10,000 Daily Steps

Primal Primer 1 (Fitness)

A body in motion stays in motion; foot steps often and everyday is cornerstone activity supporting universal longevity, metabolism, immune function, and mental health. Break out from the contemporary mold encouraging a C-shaped seated lifestyle. Get up, throw your shoulders back, swing arms, and step it out.

Effects Of Walking

Improves Cardio Health – Zone 2 pace (able to hold a conversation) builds aerobic endurance making your heart and lungs more efficient in delivering oxygen, nutrients, and removing waste.

Supports Top End Cardio – Zone 2 walking directly affects the body’s ability to perform top end work by creating a cardio base.

Fat Utilization & Fueling – Encourages the body to use fat as primary energy source during low end work.

Sustainable & Low Impact – Little injury risk in walking, while providing durable caloric burn that is repeatable and practical.

Enhanced Recovery – Promotes blood flow while reducing muscle stiffness.

Mental Health – Reduces stress and improves mood.

Cognitive Function – Improves memory, reduces risk of neurodegenerative disease, and can serve as meditative practice.

Enhanced Immune Function – Increases effectiveness of immune response, especially when done in tandem with sun exposure.

Posture – Restore kinetic chain alignment through engaging postural muscles, joints, tendons, and ligaments.

The Sapien Standard Is 10,000 Steps

Studies of modern day hunter and gathering tribes (Hadza & Tsimane) report daily averages of 10-15K steps while participating in farming, fishing, and hunting. In more contemporary communities, consistent daily walking was common factor found in all worldwide blue zones demonstrating longevity.
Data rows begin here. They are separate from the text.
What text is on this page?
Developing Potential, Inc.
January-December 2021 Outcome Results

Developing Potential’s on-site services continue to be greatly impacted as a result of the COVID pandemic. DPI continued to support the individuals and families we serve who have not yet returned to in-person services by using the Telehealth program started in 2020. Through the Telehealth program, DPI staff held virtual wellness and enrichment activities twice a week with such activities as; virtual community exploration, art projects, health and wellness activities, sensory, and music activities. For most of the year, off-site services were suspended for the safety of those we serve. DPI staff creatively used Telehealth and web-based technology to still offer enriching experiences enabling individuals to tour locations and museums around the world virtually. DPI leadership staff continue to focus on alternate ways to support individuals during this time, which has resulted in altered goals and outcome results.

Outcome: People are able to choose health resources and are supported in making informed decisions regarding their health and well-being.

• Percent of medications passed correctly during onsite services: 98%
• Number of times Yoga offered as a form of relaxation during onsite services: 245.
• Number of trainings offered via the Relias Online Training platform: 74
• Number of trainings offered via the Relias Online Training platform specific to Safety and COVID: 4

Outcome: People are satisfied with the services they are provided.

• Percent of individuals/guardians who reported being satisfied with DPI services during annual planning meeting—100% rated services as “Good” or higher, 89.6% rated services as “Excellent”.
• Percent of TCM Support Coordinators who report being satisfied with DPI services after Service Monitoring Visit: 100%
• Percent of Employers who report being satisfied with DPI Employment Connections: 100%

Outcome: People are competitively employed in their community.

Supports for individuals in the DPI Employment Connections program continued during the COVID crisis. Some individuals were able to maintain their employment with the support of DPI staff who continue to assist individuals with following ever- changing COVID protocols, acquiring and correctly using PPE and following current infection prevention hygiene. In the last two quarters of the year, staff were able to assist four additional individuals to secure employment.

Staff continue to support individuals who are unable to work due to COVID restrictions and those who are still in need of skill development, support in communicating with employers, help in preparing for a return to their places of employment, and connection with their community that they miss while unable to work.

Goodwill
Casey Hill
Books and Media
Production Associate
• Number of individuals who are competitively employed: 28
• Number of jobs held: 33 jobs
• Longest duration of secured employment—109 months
It can be surmised that these sample averages reflect similar movement pattens found in our distant generations. The recent departure from daily movement in the last 100 years is undoubtedly a contributor to the disease and weakness endemic of industrialized sapiens today.

~Cave Implementation~

10,000 steps everyday on average represents ~5 miles and takes 1.5 hours to complete. Easily broken into two separate sessions preferably after eating (helping with digestion & insulin sensitivity). During these outings, stacking with sun and heat exposure furthers benefit, while for the more intrepid, calisthenics or back pack can be added as progression. 10,000 steps daily is priority and base of all sapien activity. Unlock ancient vigor, endurance, and recovery, bound in the simplest most available activity known to man. Let walking lead to a long life.

10,000 Steps Daily Is Priority & Base Of All Sapien Activity.